Hans Hartung, La peinture pour mémoire
Figure incontournable de l’art moderne et acteur marquant de l’abstraction, Hans Hartung (1904-1989) n’a eu de cesse, sa vie durant, de laisser derrière lui des souvenirs de son activité : un « autoportrait » en mots, qu’il publie en 1976, d’autres mots encore, des archives, des œuvres, entrelacés… Pour mémoire.
Ecrire sur Hans Hartung c’est suivre cet homme à la trace, c’est se confronter à ce legs, conservé aujourd’hui dans le lieu même de sa vie et de sa peinture : la maison qu’il a construite avec sa femme, l’artiste Anna-Eva Bergman, devenue Fondation Hartung-Bergman. Hartung voulait que cet endroit, et ce qu’il contenait, soient dédiés à la recherche.

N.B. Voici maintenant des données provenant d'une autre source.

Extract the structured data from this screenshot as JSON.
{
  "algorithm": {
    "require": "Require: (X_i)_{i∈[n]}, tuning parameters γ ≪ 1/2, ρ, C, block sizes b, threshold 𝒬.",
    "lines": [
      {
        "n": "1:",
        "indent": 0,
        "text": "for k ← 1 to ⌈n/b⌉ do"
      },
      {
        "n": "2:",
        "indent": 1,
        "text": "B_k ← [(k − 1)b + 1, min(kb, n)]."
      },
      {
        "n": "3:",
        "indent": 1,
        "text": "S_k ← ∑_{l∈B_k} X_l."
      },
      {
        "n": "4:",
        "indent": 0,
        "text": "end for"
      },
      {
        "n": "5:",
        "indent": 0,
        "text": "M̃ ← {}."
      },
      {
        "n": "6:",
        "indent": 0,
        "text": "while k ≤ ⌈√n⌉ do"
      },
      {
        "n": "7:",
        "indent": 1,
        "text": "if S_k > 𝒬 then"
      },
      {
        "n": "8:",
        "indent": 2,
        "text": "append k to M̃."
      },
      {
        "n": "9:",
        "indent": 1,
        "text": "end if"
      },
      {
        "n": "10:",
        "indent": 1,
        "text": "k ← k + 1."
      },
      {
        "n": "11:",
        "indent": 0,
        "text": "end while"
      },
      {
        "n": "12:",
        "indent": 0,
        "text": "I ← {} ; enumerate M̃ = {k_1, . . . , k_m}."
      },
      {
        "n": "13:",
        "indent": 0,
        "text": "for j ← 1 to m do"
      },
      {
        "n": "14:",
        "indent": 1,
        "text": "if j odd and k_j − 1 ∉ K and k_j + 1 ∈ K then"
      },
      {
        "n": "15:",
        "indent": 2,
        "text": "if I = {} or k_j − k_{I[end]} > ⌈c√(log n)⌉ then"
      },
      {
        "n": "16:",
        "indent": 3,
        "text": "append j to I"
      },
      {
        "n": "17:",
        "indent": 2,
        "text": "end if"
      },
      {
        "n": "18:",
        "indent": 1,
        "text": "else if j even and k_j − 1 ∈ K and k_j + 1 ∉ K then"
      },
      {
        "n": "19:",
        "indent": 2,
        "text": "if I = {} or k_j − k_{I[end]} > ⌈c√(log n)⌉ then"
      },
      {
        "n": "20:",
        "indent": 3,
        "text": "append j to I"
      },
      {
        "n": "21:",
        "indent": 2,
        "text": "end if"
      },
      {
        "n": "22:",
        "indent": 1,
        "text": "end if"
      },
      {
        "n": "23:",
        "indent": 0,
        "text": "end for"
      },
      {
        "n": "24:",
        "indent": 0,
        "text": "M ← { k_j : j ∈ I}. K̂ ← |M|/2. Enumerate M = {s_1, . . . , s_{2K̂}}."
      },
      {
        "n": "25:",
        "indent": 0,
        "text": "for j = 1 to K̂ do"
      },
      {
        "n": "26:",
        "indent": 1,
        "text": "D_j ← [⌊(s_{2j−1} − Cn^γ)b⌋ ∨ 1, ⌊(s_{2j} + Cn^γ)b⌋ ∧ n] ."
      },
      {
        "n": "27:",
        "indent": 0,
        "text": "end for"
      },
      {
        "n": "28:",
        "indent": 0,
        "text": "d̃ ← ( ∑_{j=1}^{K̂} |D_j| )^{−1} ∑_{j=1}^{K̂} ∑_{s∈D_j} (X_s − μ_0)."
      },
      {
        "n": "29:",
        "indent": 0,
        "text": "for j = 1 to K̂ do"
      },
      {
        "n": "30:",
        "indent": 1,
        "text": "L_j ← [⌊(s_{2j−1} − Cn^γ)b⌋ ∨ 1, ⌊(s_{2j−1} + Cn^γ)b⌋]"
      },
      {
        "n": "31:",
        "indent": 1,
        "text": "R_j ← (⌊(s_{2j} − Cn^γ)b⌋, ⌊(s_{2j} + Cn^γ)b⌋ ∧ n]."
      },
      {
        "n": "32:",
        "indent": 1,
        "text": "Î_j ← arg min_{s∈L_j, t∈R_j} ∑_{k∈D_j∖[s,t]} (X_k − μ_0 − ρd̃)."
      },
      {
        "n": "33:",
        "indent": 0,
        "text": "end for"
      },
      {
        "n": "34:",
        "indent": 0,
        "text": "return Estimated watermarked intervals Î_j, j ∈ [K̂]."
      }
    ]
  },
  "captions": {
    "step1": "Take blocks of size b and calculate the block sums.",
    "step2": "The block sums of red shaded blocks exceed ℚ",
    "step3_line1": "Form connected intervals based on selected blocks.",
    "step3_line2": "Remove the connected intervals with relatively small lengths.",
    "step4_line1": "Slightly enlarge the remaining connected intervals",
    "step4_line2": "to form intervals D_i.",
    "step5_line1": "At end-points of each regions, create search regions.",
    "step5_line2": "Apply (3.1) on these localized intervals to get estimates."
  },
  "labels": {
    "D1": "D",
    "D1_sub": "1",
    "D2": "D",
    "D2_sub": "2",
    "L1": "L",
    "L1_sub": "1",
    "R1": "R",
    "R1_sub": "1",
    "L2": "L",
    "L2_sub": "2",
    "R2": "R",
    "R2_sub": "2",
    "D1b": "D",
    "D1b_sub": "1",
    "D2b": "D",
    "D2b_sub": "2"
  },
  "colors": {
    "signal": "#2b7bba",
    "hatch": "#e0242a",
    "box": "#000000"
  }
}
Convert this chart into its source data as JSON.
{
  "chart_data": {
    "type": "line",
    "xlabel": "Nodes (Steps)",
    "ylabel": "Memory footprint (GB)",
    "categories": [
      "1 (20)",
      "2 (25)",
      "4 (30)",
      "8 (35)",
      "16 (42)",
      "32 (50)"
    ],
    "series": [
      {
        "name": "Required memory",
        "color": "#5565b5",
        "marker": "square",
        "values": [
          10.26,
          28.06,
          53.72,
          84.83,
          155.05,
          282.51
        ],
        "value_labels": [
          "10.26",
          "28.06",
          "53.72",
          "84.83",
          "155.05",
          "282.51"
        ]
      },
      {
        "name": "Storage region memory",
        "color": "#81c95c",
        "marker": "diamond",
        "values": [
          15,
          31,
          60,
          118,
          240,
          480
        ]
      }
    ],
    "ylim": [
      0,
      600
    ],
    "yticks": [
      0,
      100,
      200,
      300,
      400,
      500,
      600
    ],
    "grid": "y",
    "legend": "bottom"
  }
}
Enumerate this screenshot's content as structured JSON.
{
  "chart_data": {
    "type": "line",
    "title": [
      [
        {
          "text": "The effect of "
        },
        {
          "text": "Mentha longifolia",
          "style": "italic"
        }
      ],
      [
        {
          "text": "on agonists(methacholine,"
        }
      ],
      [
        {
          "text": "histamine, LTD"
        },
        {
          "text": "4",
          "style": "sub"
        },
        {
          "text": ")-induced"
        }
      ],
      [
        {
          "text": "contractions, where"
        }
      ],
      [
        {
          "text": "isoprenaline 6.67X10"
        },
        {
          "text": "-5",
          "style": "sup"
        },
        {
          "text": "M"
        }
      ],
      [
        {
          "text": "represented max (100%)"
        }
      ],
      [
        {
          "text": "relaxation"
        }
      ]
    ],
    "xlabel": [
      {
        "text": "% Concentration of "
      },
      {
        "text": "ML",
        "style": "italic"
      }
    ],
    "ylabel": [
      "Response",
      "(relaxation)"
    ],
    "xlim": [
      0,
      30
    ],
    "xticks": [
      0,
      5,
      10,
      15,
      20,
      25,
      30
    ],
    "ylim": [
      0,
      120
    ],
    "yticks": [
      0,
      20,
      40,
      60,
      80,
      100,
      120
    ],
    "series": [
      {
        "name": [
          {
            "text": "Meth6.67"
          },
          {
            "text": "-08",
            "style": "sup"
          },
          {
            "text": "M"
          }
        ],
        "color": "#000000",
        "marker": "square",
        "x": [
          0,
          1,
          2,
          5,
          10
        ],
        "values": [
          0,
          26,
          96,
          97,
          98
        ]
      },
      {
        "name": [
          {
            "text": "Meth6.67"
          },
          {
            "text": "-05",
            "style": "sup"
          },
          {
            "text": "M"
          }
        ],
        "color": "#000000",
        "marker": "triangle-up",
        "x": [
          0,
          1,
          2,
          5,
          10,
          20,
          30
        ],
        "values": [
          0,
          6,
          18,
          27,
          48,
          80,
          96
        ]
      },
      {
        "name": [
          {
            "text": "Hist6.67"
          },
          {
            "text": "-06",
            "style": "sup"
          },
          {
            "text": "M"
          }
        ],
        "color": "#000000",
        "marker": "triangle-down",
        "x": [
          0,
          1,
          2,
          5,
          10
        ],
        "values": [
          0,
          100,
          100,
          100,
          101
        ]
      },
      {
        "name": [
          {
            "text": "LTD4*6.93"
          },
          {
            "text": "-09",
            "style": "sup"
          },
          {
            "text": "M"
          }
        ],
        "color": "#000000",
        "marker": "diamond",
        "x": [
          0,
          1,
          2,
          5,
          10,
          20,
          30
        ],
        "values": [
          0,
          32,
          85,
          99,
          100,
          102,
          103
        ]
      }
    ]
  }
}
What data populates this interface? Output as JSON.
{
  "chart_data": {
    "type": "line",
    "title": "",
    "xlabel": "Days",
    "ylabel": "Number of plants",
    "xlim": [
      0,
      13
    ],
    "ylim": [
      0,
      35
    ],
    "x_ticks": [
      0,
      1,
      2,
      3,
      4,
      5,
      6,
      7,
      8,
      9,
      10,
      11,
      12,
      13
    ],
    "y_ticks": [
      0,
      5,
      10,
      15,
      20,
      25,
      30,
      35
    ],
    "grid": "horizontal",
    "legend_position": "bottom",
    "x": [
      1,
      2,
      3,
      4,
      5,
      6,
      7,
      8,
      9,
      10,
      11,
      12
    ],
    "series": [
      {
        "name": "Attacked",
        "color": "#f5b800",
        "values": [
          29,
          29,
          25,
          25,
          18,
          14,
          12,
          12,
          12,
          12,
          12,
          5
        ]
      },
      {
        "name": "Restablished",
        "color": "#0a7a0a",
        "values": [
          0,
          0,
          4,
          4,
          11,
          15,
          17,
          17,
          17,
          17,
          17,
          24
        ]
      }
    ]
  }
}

Cette monographie, née de ce souhait, est la première de cette ampleur. Pierre Wat l’a pensée comme une longue conversation avec le peintre. Confrontant les dires, les archives et les œuvres, quelque chose de cette vérité de Hartung, celle qu’il voulait qu’on cherche, surgit.
Artiste prolifique, Hartung a laissé une œuvre immense, dont l’auteur a pu s’imprégner, pas à pas, année après année, parfois heure par heure, des premières aquarelles abstraites de 1922 au dernières toiles peintes à la sulfateuse de jardin, en 1989. Ce choix d’appeler dans chaque œuvre la mémoire d’un moment, d’un geste, d’une intention, a mis en évidence, au-delà des changements de rythme, de méthode, d’instrument, la continuité profonde qui guide le peintre, dès l’origine.
Le temps de Hartung est spiralé, il avance en prenant en compte le passé, afin d’en produire, sans cesse, la relève. Dans ce jeu entre connaissance et sensation, un artiste incroyablement singulier, loin des clichés « lyriques » qui lui ont longtemps collé à la peau, émerge. Un homme pour qui l’art est à la fois exploration et mémoire, enquête sur soi et captation du monde, infiniment.